On Wed, Aug 23, 2023 at 7:47 AM Arthur O'Dwyer <arthur.j.odwyer@gmail.com> wrote:
On Wed, Aug 23, 2023 at 7:39 AM Frederick Virchanza Gotham via Std-Proposals <std-proposals@lists.isocpp.org> wrote:
On Wed, Aug 23, 2023 at 4:10 PM Ville Voutilainen <ville.voutilainen@gmail.com> wrote:
>
> I wonder what happened to the third strategy, which is to pass as the
> argument of existing emplace an object
> that will perform the function invocation in its conversion operator
> to the optional's element type, which then
> allows doing this without any library or language changes, and has
> field experience as a solution to this problem.


Do you mean something like the following?
GodBolt:  https://godbolt.org/z/PfM1EKaWo

Yes, but it can be done much simpler.

#include <optional>
#include <mutex>

template<class F>
struct SCSE {
F f_;
operator auto() const { return f_(); }
};

int main(void) {
std::optional<std::mutex> om;
om.emplace(SCSE([] {
return std::mutex();
}));
}

The deficiency with the current state of the world is that even SCSE doesn't help at all with returning immobile objects; you can't use SCSE to return a locked mutex, for example.

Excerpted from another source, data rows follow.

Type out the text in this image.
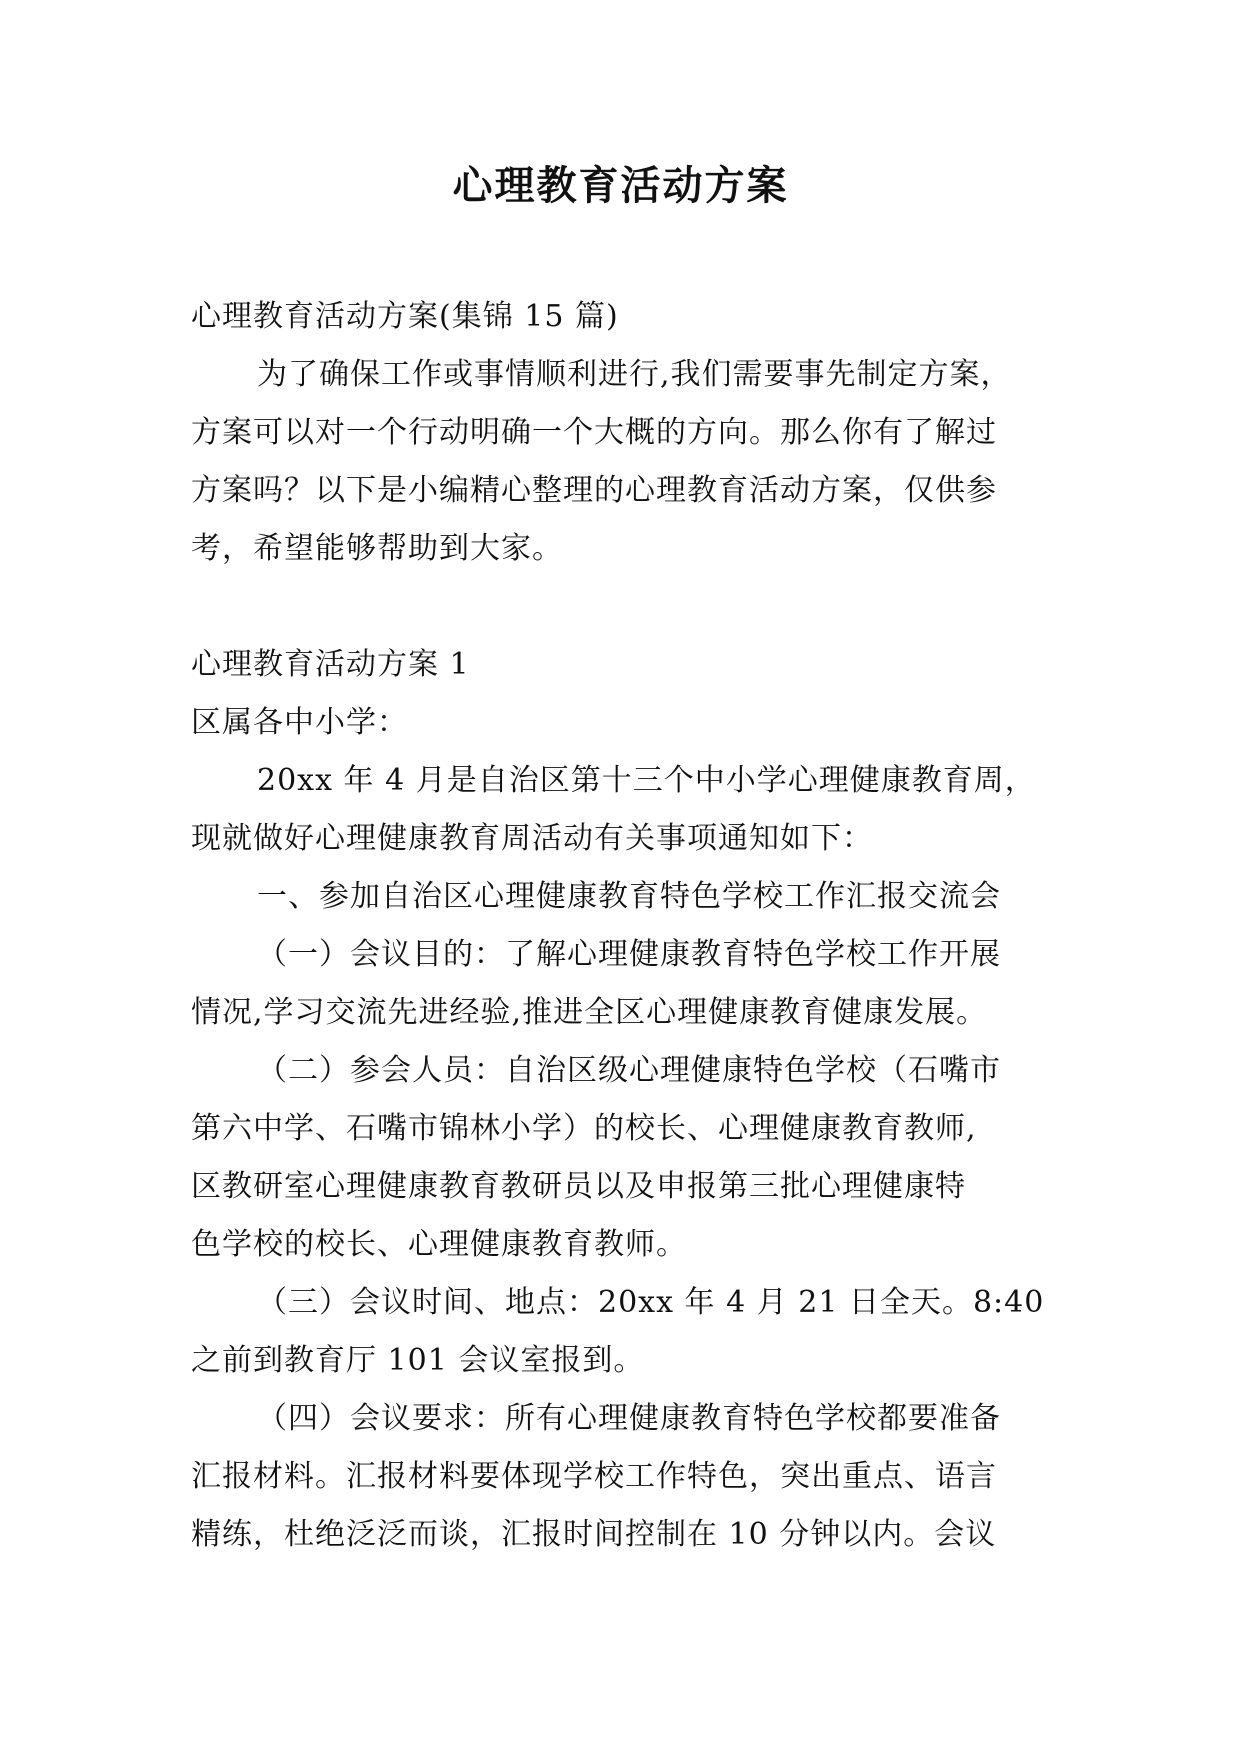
心理教育活动方案
心理教育活动方案(集锦 15 篇)
为了确保工作或事情顺利进行,我们需要事先制定方案，
方案可以对一个行动明确一个大概的方向。那么你有了解过
方案吗？以下是小编精心整理的心理教育活动方案，仅供参
考，希望能够帮助到大家。
心理教育活动方案 1
区属各中小学：
20xx 年 4 月是自治区第十三个中小学心理健康教育周，
现就做好心理健康教育周活动有关事项通知如下：
一、参加自治区心理健康教育特色学校工作汇报交流会
（一）会议目的：了解心理健康教育特色学校工作开展
情况,学习交流先进经验,推进全区心理健康教育健康发展。
（二）参会人员：自治区级心理健康特色学校（石嘴市
第六中学、石嘴市锦林小学）的校长、心理健康教育教师,
区教研室心理健康教育教研员以及申报第三批心理健康特
色学校的校长、心理健康教育教师。
（三）会议时间、地点：20xx 年 4 月 21 日全天。8:40
之前到教育厅 101 会议室报到。
（四）会议要求：所有心理健康教育特色学校都要准备
汇报材料。汇报材料要体现学校工作特色，突出重点、语言
精练，杜绝泛泛而谈，汇报时间控制在 10 分钟以内。会议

...and of course you don't need the SCSE at all, if you have a constructor that already does what you want.

https://godbolt.org/z/fWz3EzWqx

int main(void) {
std::optional<std::mutex> om;
om.emplace();
}

The reason to use the SCSE is if you have a constructor that's non-public (so `optional::emplace` can't see it), or if you have a factory-function-that's-not-a-constructor (so `optional::emplace` isn't set up to use it).